NAD Recommends ConAgra Modify or Discontinue ‘Steam, Not Lye’ Claim Challenged by Red Gold

New York, NY – Aug. 12, 2014 – The National Advertising Division has recommended that ConAgra Foods discontinue the claim “We peel our tomatoes with steam, not lye,” or modify the claim to make clear that lye-peeled tomatoes are neither unsafe nor unhealthy.

The claim appeared in television, website, and print advertising by ConAgra for its Hunt’s Tomato Products and was challenged by Red Gold, a competing manufacturer of canned tomato products.

NAD is an investigative unit of the advertising industry’s system of self-regulation. It is administered by the Council of Better Business Bureaus.

Red Gold took issue with a number of national television commercials that compared Hunts’ steam-peeled tomatoes to its competitor’s lye-peeled tomatoes.

By highlighting other brands’ use of “harsh chemicals” such as “lye” to peel their tomatoes without further explanation, Red Gold asserted that consumers will be falsely led to fear lye-peeled tomato products.

As a preliminary matter, ConAgra asserted that all of the challenged advertising had been discontinued, in most cases prior to ConAgra’s receipt of Red Gold’s challenge. The advertiser noted that it had no plans to continue making the challenged claims in future advertising and noted that it had discontinued using the word “harsh” in reference to lye peeling and had no plans to use this term in future advertising.

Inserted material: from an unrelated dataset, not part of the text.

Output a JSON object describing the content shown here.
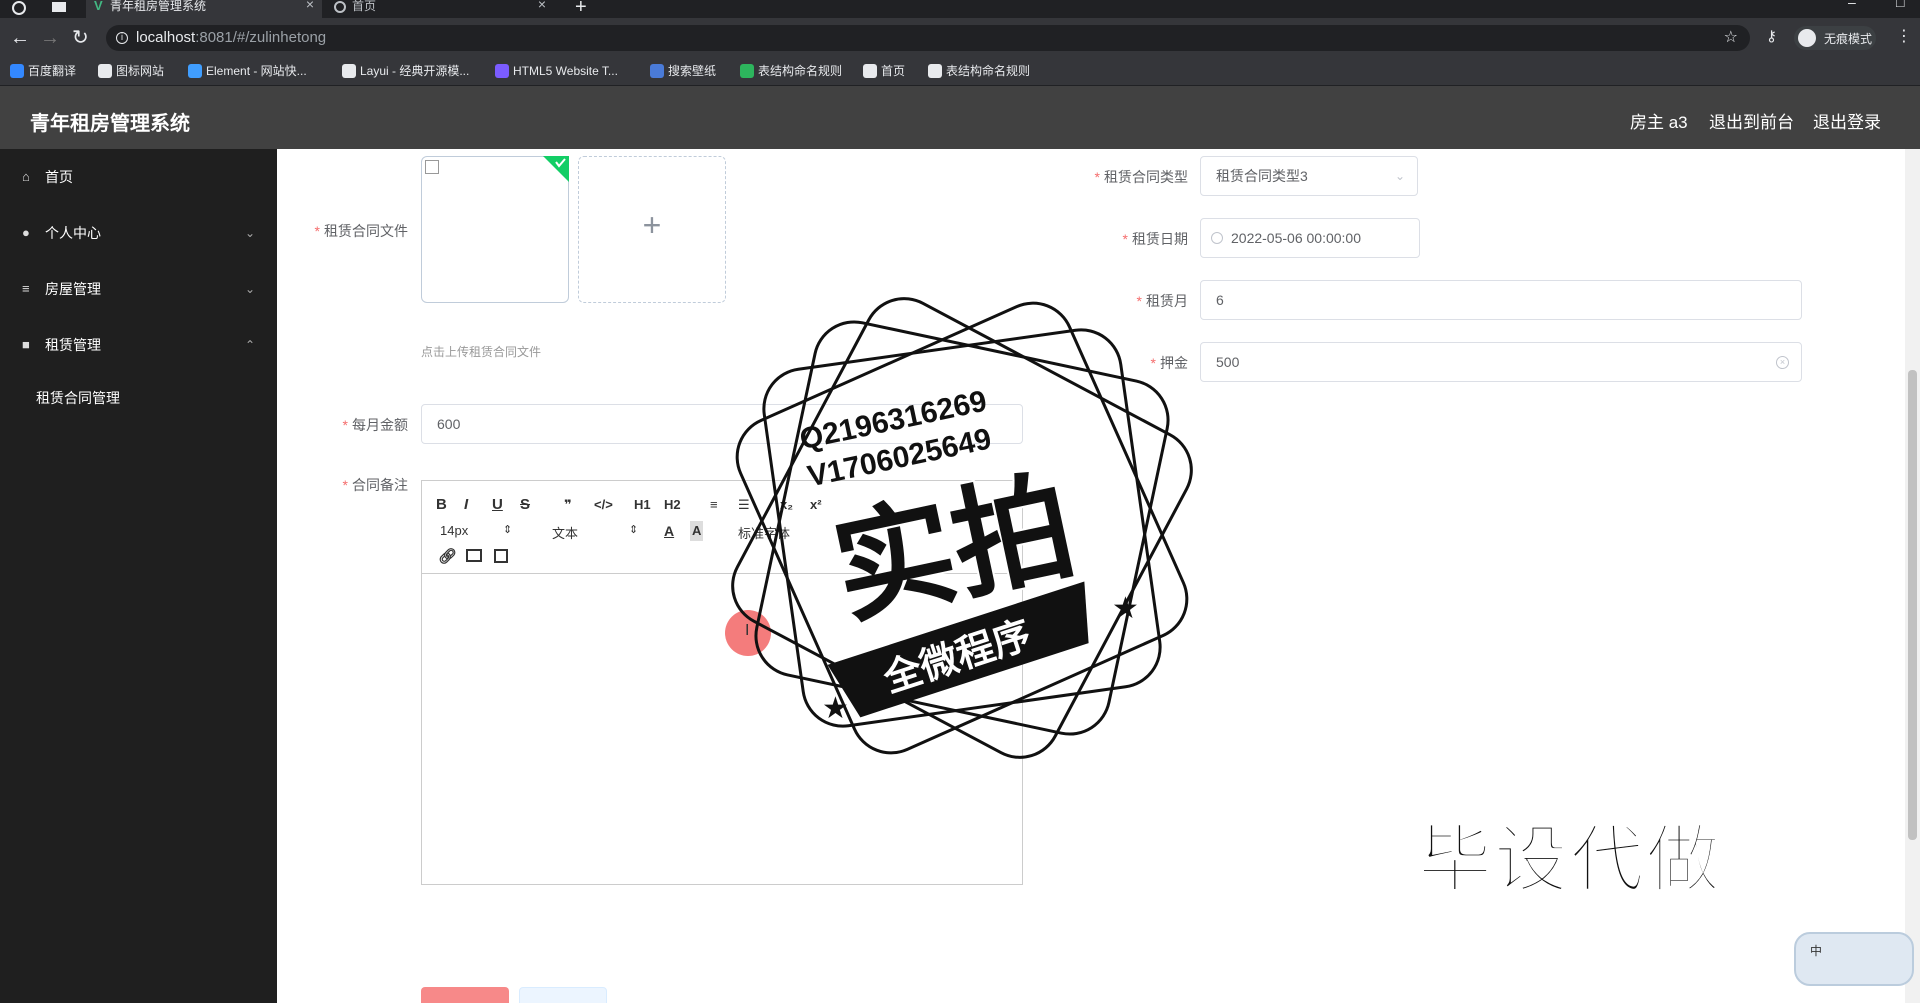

The advertiser maintained that the remaining claim – “we peel our tomatoes with steam, not lye” – was truthful and accurate. ConAgra argued that Red Gold failed to identify anything about the context of this claim that would give rise to the impression that tomatoes processed with lye peeling are unsafe to eat. Rather, the advertiser maintained that Red Gold took the position that the mention of “lye,” because it is a chemical, was somehow disparaging.

NAD, however, determined that conveyed the unsupported and inaccurate message that lye-peeled canned tomatoes are unsafe or unhealthful. While this website claim was not couched in the explicitly denigrating context of the now-discontinued commercials, NAD said, NAD noted the strongly negative connotations of the term “lye.” NAD found that by calling out competitors’ use of “lye,” consumers could reasonably take away a false message about the health and safety of the respective products.

NAD noted that no evidence in the record supports the notion that lye-peeled tomatoes are inferior to steam-peeled tomatoes in terms of healthfulness or safety. Indeed, the use of lye in food and food processing has long been generally recognized as safe (GRAS) by the FDA.

In fact, unlike the many food products that contain lye as an ingredient, NAD noted, Red Gold and other chemically peeled tomatoes simply use lye as a peeling agent which is then thoroughly washed off the tomatoes before canning.

Although ConAgra cited purported environmental concerns regarding certain by-products of the manufacturing process as a basis for calling out its use of steam rather than lye, NAD noted that the message of the challenged advertising is that lye-peeled tomatoes negatively impact consumers’ health or safety—not the environment.

ConAgra Foods, in its advertiser’s statement, said that the company believes “our statement used in past advertising for Hunt’s tomatoes – ‘we peel our tomatoes with steam, not lye’ – is truthful, identifies a meaningful distinction, and is informative for consumers, and we respectfully disagree with NAD’s decision that our prior Hunt’s advertising conveyed a misleading message that lye-peeled tomatoes are unsafe or unhealthful. We value the self-regulatory process, however, and will take the NAD’s recommendations into consideration in future advertising which describes our peeling process.”